Подбородок без ямочки. Мощная шея.
– Борьбой занимался?
– Еще в школе. А вообще это у меня конституция такая, мы в роду все… крепкие.
Я обвел лицо пальцами по диаметру. Да, широкое лицо, но не круглое. И не толстое.
Опустив руки, я нашарил на одеяле «Пианино».
– Да ладно, – сказал Меценат, поняв мою задумку, – не спеши. Скоро свозим тебя в Неметчину, после этого сможешь увидеть меня воочию.
Но я продолжал манипуляции. Пальцы были разогреты, и очень быстро я увидел перед собой силуэт Мецената. Больше всего он напоминал мультяшного персонажа, нарисованного Хитруком: крупные линии, незавершенные овалы.
И тут я почувствовал, что у меня начинают чесаться лопатки.
– Ой, – сказала Наташа и вдруг заорала. – Сюда! Мозг!
* * *Врачи оказались отличными профессионалами. Никто не орет: «Что за херня?!» или «Да не может этого быть!». Деловито суетятся вокруг, бросая короткие команды и сообщая непонятные и неинтересные мне сейчас показатели. И еще вводят что-то в трубочку, которая торчит из меня.
Я всматриваюсь в лицо Димы. Никто не вырывал у меня из рук «Пианино» (и попробовал бы он вырвать!), я по-прежнему играю на нем. Лицо Мецената вырисовывается все четче и четче. Оно уже не мультяшное, приобрело полутона и мелкие детали. Может быть, это мое подсознание постаралось, но теперь я вижу его глаза – очень перепуганные, за толстыми стеклами. Стекла для дальнозорких увеличивают, поэтому глаза кажутся расширенными от ужаса. Но это иллюзия, на самом деле они просто перепуганные. На висках выступили малюсенькие капельки пота.
Нестерпимо пахнет валерьянкой.
Я вдруг соображаю, что переход на сей раз что-то уж затянулся. Обычные несколько секунд давно истекли. Я прислушиваюсь к голосам врачей.

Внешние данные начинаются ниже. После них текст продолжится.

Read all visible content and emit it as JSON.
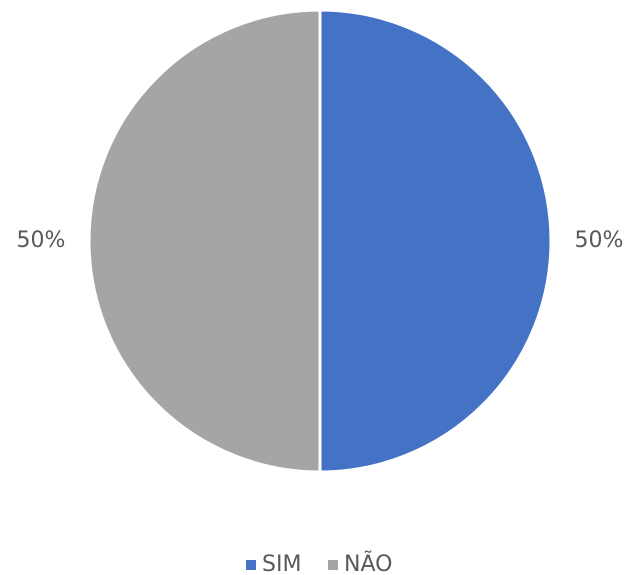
{
  "chart_data": {
    "type": "pie",
    "categories": [
      "SIM",
      "NÃO"
    ],
    "values": [
      50,
      50
    ],
    "value_labels": [
      "50%",
      "50%"
    ],
    "colors": [
      "#4472c4",
      "#a5a5a5"
    ],
    "legend": "bottom"
  }
}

– Это не инсульт… Давление в норме.
– А энцефалограмма?
– Все так же…
Да, это не их заслуга, не их лекарства так подействовали.

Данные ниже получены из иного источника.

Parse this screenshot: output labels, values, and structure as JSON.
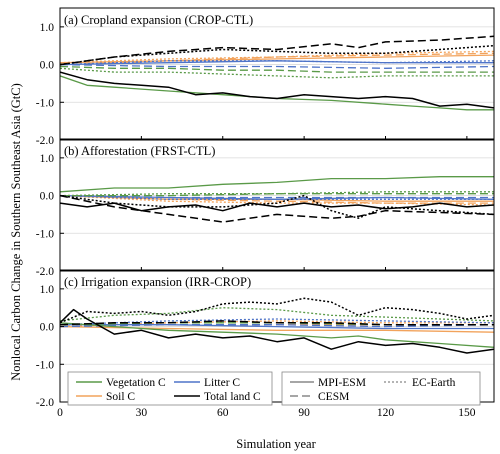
{
  "colors": {
    "Vegetation C": "#5a9a48",
    "Soil C": "#f2a35c",
    "Litter C": "#4f74c8",
    "Total land C": "#000000",
    "grid": "#d9d9d9"
  },
  "chart_data": {
    "type": "line",
    "ylabel": "Nonlocal Carbon Change in Southern Southeast Asia (GtC)",
    "xlabel": "Simulation year",
    "xlim": [
      0,
      160
    ],
    "xticks": [
      "0",
      "30",
      "60",
      "90",
      "120",
      "150"
    ],
    "xtick_values": [
      0,
      30,
      60,
      90,
      120,
      150
    ],
    "ylim": [
      -2.0,
      1.5
    ],
    "yticks": [
      "-2.0",
      "-1.0",
      "0.0",
      "1.0"
    ],
    "ytick_values": [
      -2.0,
      -1.0,
      0.0,
      1.0
    ],
    "grid": "horizontal",
    "legend": {
      "variables": [
        "Vegetation C",
        "Soil C",
        "Litter C",
        "Total land C"
      ],
      "models": [
        {
          "name": "MPI-ESM",
          "style": "solid"
        },
        {
          "name": "EC-Earth",
          "style": "dotted"
        },
        {
          "name": "CESM",
          "style": "dashed"
        }
      ],
      "location": "bottom of panel (c)"
    },
    "panels": [
      {
        "title": "(a) Cropland expansion (CROP-CTL)",
        "series": [
          {
            "name": "Vegetation C",
            "model": "MPI-ESM",
            "x": [
              0,
              10,
              20,
              40,
              60,
              80,
              100,
              120,
              130,
              140,
              150,
              160
            ],
            "y": [
              -0.3,
              -0.55,
              -0.6,
              -0.7,
              -0.8,
              -0.9,
              -0.95,
              -1.05,
              -1.1,
              -1.15,
              -1.2,
              -1.2
            ]
          },
          {
            "name": "Vegetation C",
            "model": "EC-Earth",
            "x": [
              0,
              20,
              40,
              60,
              80,
              100,
              120,
              140,
              160
            ],
            "y": [
              -0.1,
              -0.2,
              -0.2,
              -0.25,
              -0.3,
              -0.35,
              -0.3,
              -0.3,
              -0.3
            ]
          },
          {
            "name": "Vegetation C",
            "model": "CESM",
            "x": [
              0,
              20,
              40,
              60,
              80,
              100,
              120,
              140,
              160
            ],
            "y": [
              -0.05,
              -0.1,
              -0.1,
              -0.15,
              -0.15,
              -0.2,
              -0.2,
              -0.2,
              -0.2
            ]
          },
          {
            "name": "Soil C",
            "model": "MPI-ESM",
            "x": [
              0,
              40,
              80,
              120,
              160
            ],
            "y": [
              0.05,
              0.1,
              0.15,
              0.2,
              0.25
            ]
          },
          {
            "name": "Soil C",
            "model": "EC-Earth",
            "x": [
              0,
              40,
              80,
              120,
              160
            ],
            "y": [
              0.05,
              0.15,
              0.2,
              0.3,
              0.35
            ]
          },
          {
            "name": "Soil C",
            "model": "CESM",
            "x": [
              0,
              40,
              80,
              120,
              160
            ],
            "y": [
              0.0,
              0.1,
              0.2,
              0.25,
              0.3
            ]
          },
          {
            "name": "Litter C",
            "model": "MPI-ESM",
            "x": [
              0,
              40,
              80,
              120,
              160
            ],
            "y": [
              0.0,
              0.05,
              0.1,
              0.05,
              0.05
            ]
          },
          {
            "name": "Litter C",
            "model": "EC-Earth",
            "x": [
              0,
              40,
              80,
              120,
              160
            ],
            "y": [
              0.0,
              0.1,
              0.1,
              0.05,
              0.1
            ]
          },
          {
            "name": "Litter C",
            "model": "CESM",
            "x": [
              0,
              40,
              80,
              120,
              160
            ],
            "y": [
              0.0,
              -0.05,
              -0.05,
              -0.1,
              -0.05
            ]
          },
          {
            "name": "Total land C",
            "model": "MPI-ESM",
            "x": [
              0,
              10,
              20,
              30,
              40,
              50,
              60,
              70,
              80,
              90,
              100,
              110,
              120,
              130,
              140,
              150,
              160
            ],
            "y": [
              -0.2,
              -0.4,
              -0.5,
              -0.55,
              -0.6,
              -0.8,
              -0.75,
              -0.85,
              -0.9,
              -0.8,
              -0.85,
              -0.9,
              -0.85,
              -0.9,
              -1.1,
              -1.05,
              -1.15
            ]
          },
          {
            "name": "Total land C",
            "model": "EC-Earth",
            "x": [
              0,
              20,
              40,
              60,
              80,
              100,
              120,
              140,
              160
            ],
            "y": [
              0.0,
              0.2,
              0.3,
              0.4,
              0.35,
              0.3,
              0.3,
              0.4,
              0.5
            ]
          },
          {
            "name": "Total land C",
            "model": "CESM",
            "x": [
              0,
              20,
              40,
              60,
              80,
              100,
              110,
              120,
              140,
              160
            ],
            "y": [
              0.0,
              0.2,
              0.35,
              0.45,
              0.4,
              0.55,
              0.45,
              0.6,
              0.65,
              0.75
            ]
          }
        ]
      },
      {
        "title": "(b) Afforestation (FRST-CTL)",
        "series": [
          {
            "name": "Vegetation C",
            "model": "MPI-ESM",
            "x": [
              0,
              20,
              40,
              60,
              80,
              100,
              120,
              140,
              160
            ],
            "y": [
              0.1,
              0.2,
              0.2,
              0.3,
              0.35,
              0.45,
              0.45,
              0.5,
              0.5
            ]
          },
          {
            "name": "Vegetation C",
            "model": "EC-Earth",
            "x": [
              0,
              40,
              80,
              120,
              160
            ],
            "y": [
              0.0,
              0.05,
              0.05,
              0.1,
              0.1
            ]
          },
          {
            "name": "Vegetation C",
            "model": "CESM",
            "x": [
              0,
              40,
              80,
              120,
              160
            ],
            "y": [
              0.0,
              0.0,
              0.05,
              0.05,
              0.05
            ]
          },
          {
            "name": "Soil C",
            "model": "MPI-ESM",
            "x": [
              0,
              40,
              80,
              120,
              160
            ],
            "y": [
              0.0,
              -0.1,
              -0.1,
              -0.15,
              -0.15
            ]
          },
          {
            "name": "Soil C",
            "model": "EC-Earth",
            "x": [
              0,
              40,
              80,
              120,
              160
            ],
            "y": [
              0.0,
              -0.15,
              -0.2,
              -0.2,
              -0.25
            ]
          },
          {
            "name": "Soil C",
            "model": "CESM",
            "x": [
              0,
              40,
              80,
              120,
              160
            ],
            "y": [
              0.0,
              -0.1,
              -0.15,
              -0.2,
              -0.2
            ]
          },
          {
            "name": "Litter C",
            "model": "MPI-ESM",
            "x": [
              0,
              40,
              80,
              120,
              160
            ],
            "y": [
              0.0,
              -0.05,
              -0.1,
              -0.05,
              -0.1
            ]
          },
          {
            "name": "Litter C",
            "model": "EC-Earth",
            "x": [
              0,
              40,
              80,
              120,
              160
            ],
            "y": [
              0.0,
              -0.1,
              -0.1,
              -0.1,
              -0.1
            ]
          },
          {
            "name": "Litter C",
            "model": "CESM",
            "x": [
              0,
              40,
              80,
              120,
              160
            ],
            "y": [
              0.0,
              -0.05,
              -0.05,
              -0.05,
              -0.05
            ]
          },
          {
            "name": "Total land C",
            "model": "MPI-ESM",
            "x": [
              0,
              10,
              20,
              30,
              40,
              50,
              60,
              70,
              80,
              90,
              100,
              110,
              120,
              130,
              140,
              150,
              160
            ],
            "y": [
              -0.2,
              -0.3,
              -0.2,
              -0.4,
              -0.3,
              -0.25,
              -0.4,
              -0.2,
              -0.3,
              -0.2,
              -0.3,
              -0.25,
              -0.35,
              -0.3,
              -0.2,
              -0.3,
              -0.25
            ]
          },
          {
            "name": "Total land C",
            "model": "EC-Earth",
            "x": [
              0,
              20,
              40,
              60,
              80,
              90,
              100,
              110,
              120,
              140,
              160
            ],
            "y": [
              0.0,
              -0.2,
              -0.3,
              -0.3,
              -0.2,
              0.0,
              -0.4,
              -0.6,
              -0.3,
              -0.4,
              -0.5
            ]
          },
          {
            "name": "Total land C",
            "model": "CESM",
            "x": [
              0,
              20,
              40,
              60,
              80,
              100,
              110,
              120,
              140,
              160
            ],
            "y": [
              0.0,
              -0.3,
              -0.5,
              -0.7,
              -0.5,
              -0.6,
              -0.55,
              -0.4,
              -0.45,
              -0.5
            ]
          }
        ]
      },
      {
        "title": "(c) Irrigation expansion (IRR-CROP)",
        "series": [
          {
            "name": "Vegetation C",
            "model": "MPI-ESM",
            "x": [
              0,
              20,
              40,
              60,
              80,
              100,
              110,
              120,
              140,
              160
            ],
            "y": [
              0.1,
              0.0,
              -0.1,
              -0.15,
              -0.2,
              -0.3,
              -0.25,
              -0.35,
              -0.45,
              -0.55
            ]
          },
          {
            "name": "Vegetation C",
            "model": "EC-Earth",
            "x": [
              0,
              20,
              40,
              60,
              80,
              100,
              120,
              140,
              160
            ],
            "y": [
              0.15,
              0.3,
              0.35,
              0.5,
              0.45,
              0.3,
              0.25,
              0.2,
              0.15
            ]
          },
          {
            "name": "Vegetation C",
            "model": "CESM",
            "x": [
              0,
              40,
              80,
              120,
              160
            ],
            "y": [
              0.05,
              0.1,
              0.1,
              0.05,
              0.05
            ]
          },
          {
            "name": "Soil C",
            "model": "MPI-ESM",
            "x": [
              0,
              40,
              80,
              120,
              160
            ],
            "y": [
              0.0,
              -0.05,
              -0.1,
              -0.1,
              -0.15
            ]
          },
          {
            "name": "Soil C",
            "model": "EC-Earth",
            "x": [
              0,
              40,
              80,
              120,
              160
            ],
            "y": [
              0.0,
              0.1,
              0.15,
              0.1,
              0.1
            ]
          },
          {
            "name": "Soil C",
            "model": "CESM",
            "x": [
              0,
              40,
              80,
              120,
              160
            ],
            "y": [
              0.0,
              0.05,
              0.05,
              0.05,
              0.05
            ]
          },
          {
            "name": "Litter C",
            "model": "MPI-ESM",
            "x": [
              0,
              40,
              80,
              120,
              160
            ],
            "y": [
              0.05,
              0.05,
              0.0,
              -0.05,
              -0.05
            ]
          },
          {
            "name": "Litter C",
            "model": "EC-Earth",
            "x": [
              0,
              40,
              80,
              120,
              160
            ],
            "y": [
              0.05,
              0.15,
              0.2,
              0.15,
              0.1
            ]
          },
          {
            "name": "Litter C",
            "model": "CESM",
            "x": [
              0,
              40,
              80,
              120,
              160
            ],
            "y": [
              0.0,
              0.05,
              0.05,
              0.0,
              0.05
            ]
          },
          {
            "name": "Total land C",
            "model": "MPI-ESM",
            "x": [
              0,
              5,
              10,
              20,
              30,
              40,
              50,
              60,
              70,
              80,
              90,
              100,
              110,
              120,
              130,
              140,
              150,
              160
            ],
            "y": [
              0.1,
              0.45,
              0.2,
              -0.2,
              -0.1,
              -0.3,
              -0.2,
              -0.3,
              -0.25,
              -0.4,
              -0.3,
              -0.6,
              -0.4,
              -0.5,
              -0.45,
              -0.55,
              -0.7,
              -0.6
            ]
          },
          {
            "name": "Total land C",
            "model": "EC-Earth",
            "x": [
              0,
              10,
              20,
              30,
              40,
              50,
              60,
              70,
              80,
              90,
              100,
              110,
              120,
              130,
              140,
              150,
              160
            ],
            "y": [
              0.1,
              0.4,
              0.35,
              0.4,
              0.3,
              0.4,
              0.6,
              0.65,
              0.6,
              0.75,
              0.65,
              0.3,
              0.5,
              0.45,
              0.35,
              0.2,
              0.3
            ]
          },
          {
            "name": "Total land C",
            "model": "CESM",
            "x": [
              0,
              20,
              40,
              60,
              80,
              100,
              120,
              140,
              160
            ],
            "y": [
              0.05,
              0.1,
              0.1,
              0.15,
              0.1,
              0.1,
              0.05,
              0.05,
              0.05
            ]
          }
        ]
      }
    ]
  }
}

Объяснение может быть только одно. Это «Пианино». Что-то оно разладило у меня в голове, и теперь тело меня не отпускает.
Сначала я радуюсь. Теперь я не «умру», и Дима не будет так переживать. Но тут же мою радость остужает скепсис. Я держусь в этой оболочке, судя по всему, только благодаря «Пианино». И что теперь – непрерывно теребить его в руках? Я пальцы в кровь сотру… Хотя нет, не успею, раньше меня одолеет сон. Человек без сна может прожить всего пару суток, меньше, чем без воды. Я проверял, я знаю.
И валерьянкой пахнет все сильнее.
– Дима! – говорю я. – Я не врал, ей-богу. Я… я воскресну.

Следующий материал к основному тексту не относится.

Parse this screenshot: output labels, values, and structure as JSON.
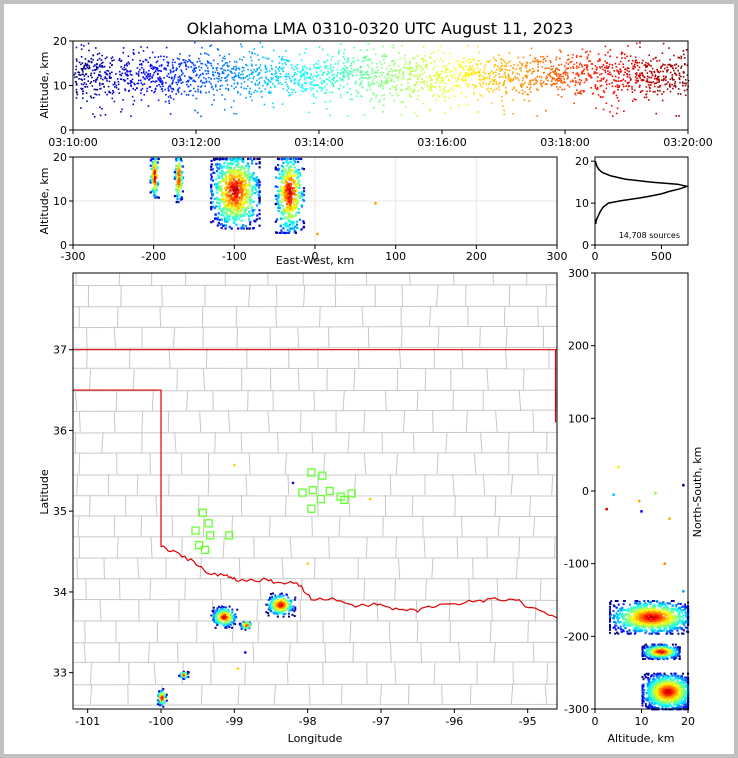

Чувствую, что несу полную чушь. Надеюсь, доктора слишком заняты, чтобы вслушиваться. Воображаемое лицо Мецената искажает гримаса недоверия.
– Я потом напишу тебе! – у меня появилась идея. – Я напишу кодовое слово, чтобы ты знал – я живой. Только в другом… другой оболочке.
В присутствии врачей не могу произнести «в другом теле».
– Какое? – он, кажется, мне верит.
Ему очень хочется мне верить.
От запаха валерьянки у меня свербит в носу и текут слезы.
– Скажи сам.
Он наклоняется к моему уху и шепчет. Это целое предложение.
Я смеюсь.
– Я тебе напишу, – говорю я. – Удачи с выставкой.
И перестаю тереть «Пианино».
Свет гаснет…
Личность вторая
ПСИХОЛОГ
…чтобы ярко вспыхнуть.
Я снова вижу.
Я в оболочке, которая принадлежит зрячему.
Более того, зрячему, который развалился на шезлонге под ярким солнцем – пусть и в темных очках. Отлично. Будет время спокойно разобраться, кто я теперь. В руке – холодный стакан. Пробую. Это апельсиновый сок.